4 de diciembre 2002 - 00:00

El plan de Duhalde, lejos del peronismo

Desde 1997 y aún antes, el actual presidente Eduardo Duhalde se dedicó a hablar contra «el modelo»; entendiendo por tal las transformaciones de los '90 basadas sustancialmente en la estabilidad, la apertura, la economía de mercado y la reinserción de la Argentina en el mundo. A pesar de que la economía creció como nunca, a 6,5% anual de promedio; a pesar de que logramos los mejores índices sociales de Latinoamérica; a pesar de que el dinero fluía a chorros hacia su rica provincia, lo que le permitió subir su presupuesto de u$s 3.000 a u$s 12.000 millones en ocho años; no pudo comprender que el mundo había cambiado y que el viejo modelo inflacionario del Estado prebendario que sustentaba un capitalismo asistido a costa de la mayoría de la población, había quedado atrás en el mundo y había colapsado en el país con la hiperinflación. No estaba solo en esta prédica, lo acompañaban Alfonsín y la mayoría de los radicales, y la izquierda criolla en sus múltiples versiones con Chacho Alvarez a la cabeza.

•Fracasos

Muchos incautos cayeron, sin apreciar la buena situación en que se vivía en aquella época ni comparar demasiado con el desastre del estancamiento y la hiperinflación. Fueron víctimas del discurso contra el «modelo neoliberal» creando un clima antirreformas que logró engañar a buena parte del país ocasionando muchísimo daño.

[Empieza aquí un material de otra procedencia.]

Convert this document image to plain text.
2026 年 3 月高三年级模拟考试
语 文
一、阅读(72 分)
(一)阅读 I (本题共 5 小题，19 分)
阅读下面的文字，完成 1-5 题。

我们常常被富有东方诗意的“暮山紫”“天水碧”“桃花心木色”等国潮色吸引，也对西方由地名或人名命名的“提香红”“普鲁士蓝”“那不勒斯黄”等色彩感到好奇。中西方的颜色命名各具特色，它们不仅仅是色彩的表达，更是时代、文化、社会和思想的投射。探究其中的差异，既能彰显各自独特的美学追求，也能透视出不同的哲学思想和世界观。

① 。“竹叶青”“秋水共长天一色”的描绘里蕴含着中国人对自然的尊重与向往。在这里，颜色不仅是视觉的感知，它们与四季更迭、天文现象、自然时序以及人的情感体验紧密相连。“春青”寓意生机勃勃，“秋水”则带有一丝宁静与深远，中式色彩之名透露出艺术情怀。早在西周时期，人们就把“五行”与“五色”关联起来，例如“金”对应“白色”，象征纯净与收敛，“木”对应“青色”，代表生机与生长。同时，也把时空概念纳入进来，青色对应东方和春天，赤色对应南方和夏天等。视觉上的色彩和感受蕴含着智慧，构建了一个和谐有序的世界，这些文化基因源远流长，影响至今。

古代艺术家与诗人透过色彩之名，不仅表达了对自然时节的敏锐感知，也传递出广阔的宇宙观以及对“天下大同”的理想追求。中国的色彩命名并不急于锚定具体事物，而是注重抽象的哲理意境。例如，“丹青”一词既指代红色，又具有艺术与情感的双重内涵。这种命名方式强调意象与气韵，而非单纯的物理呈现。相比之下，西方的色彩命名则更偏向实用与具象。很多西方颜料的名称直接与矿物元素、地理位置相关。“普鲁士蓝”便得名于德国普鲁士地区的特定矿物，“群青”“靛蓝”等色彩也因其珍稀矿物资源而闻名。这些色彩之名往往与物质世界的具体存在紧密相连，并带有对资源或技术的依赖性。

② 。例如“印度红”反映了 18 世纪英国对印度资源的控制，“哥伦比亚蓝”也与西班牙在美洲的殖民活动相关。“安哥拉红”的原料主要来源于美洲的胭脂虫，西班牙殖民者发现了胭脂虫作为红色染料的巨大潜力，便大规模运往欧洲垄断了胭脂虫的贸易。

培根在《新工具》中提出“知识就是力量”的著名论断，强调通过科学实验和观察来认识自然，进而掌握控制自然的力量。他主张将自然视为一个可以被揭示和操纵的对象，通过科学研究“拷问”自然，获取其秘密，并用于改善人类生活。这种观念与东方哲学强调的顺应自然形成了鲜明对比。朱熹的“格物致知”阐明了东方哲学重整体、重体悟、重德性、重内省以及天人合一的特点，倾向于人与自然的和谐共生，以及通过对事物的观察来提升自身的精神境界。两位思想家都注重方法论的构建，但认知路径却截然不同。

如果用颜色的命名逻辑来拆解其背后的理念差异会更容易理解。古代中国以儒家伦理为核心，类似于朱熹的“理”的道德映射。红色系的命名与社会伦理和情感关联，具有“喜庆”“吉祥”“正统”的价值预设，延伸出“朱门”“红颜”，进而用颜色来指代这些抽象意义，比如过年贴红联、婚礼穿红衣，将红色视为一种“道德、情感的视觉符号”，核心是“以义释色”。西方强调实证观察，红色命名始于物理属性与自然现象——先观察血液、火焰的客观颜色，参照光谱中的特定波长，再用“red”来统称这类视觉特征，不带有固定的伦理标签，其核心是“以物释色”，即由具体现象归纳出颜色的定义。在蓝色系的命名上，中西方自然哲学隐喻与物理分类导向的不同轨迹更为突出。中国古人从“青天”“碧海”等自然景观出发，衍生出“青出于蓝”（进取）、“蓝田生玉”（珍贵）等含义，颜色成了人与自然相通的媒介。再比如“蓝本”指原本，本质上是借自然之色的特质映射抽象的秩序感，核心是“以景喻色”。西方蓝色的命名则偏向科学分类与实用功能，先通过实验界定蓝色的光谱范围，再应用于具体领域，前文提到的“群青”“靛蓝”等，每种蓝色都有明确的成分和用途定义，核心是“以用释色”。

Tanto Alfonsín, como la Alianza, como ahora Duhalde, fracasaron en el gobierno con estas ideas. Pero se han pasado demasiados años repitiéndolas y no tienen la grandeza de reconocerlo. Lo primero que hizo Duhalde cuando llegó al gobierno fue atacar el corazón del «modelo»: devaluó y terminó con la convertibilidad, a pesar de la opinión contraria de la enorme mayoría que temía, con razón, la verdadera desgracia que sobrevino. El otro objetivo central de sus propuestas: no pagar la deuda pública, ya se lo había concretado Adolfo Rodríguez Saá con su festiva declaración del default. Le ganó de mano. El club bonaerense ha cumplido sus promesas, terminó con «el modelo» y ha reinstaurado el suyo.

•Modelo viejo

¿Cómo es el modelo Duhalde? Por lo pronto hay que señalar que es viejo. Fracasó estrepitosamente acá y en otros países en las últimas décadas, por eso lo abandonaron las naciones exitosas, de izquierda y de derecha. Consiste en una economía muy regulada, cerrada, con fuerte intervención estatal, con enormes déficit, con moneda débil, con el Estado emitiendo plata sin respaldo e incumpliendo sus compromisos internos y externos, al mismo tiempo que produce jugosas transferencias de ingresos basadas en la discrecionalidad. Estamos de lleno sumergidos en este modelo y las consecuencias han sido desastrosas, pero no sorpresivas.

La única verdad es la realidad. Y la realidad es que vamos mal. Por este camino y con un gobierno que perdió la credibilidad de los argentinos y del mundo no se puede salir adelante. El presunto «veranito» consiste en que algunas empresas han recibido una fuerte transferencia de ingresos que por supuesto alguien paga: la gran mayoría, el pueblo, que ha visto bajar sus salarios de u$s 700 a u$s 200 de promedio, y el ingreso per cápita de u$s 8.000 a u$s 2.500 desde 1999 a la fecha. Sin embargo, la enorme mayoría de los argentinos: ricos, pobres o de clase media, influenciados por 50 años de peronismo, rechazan este modelo dual, pre-peronista, basado en el despojo de las mayorías. Más aún el justicialismo, que se define a sí mismo como un movimiento cuya razón de ser es la justicia social y que siempre, menos esta vez, pudo ayudar a los humildes.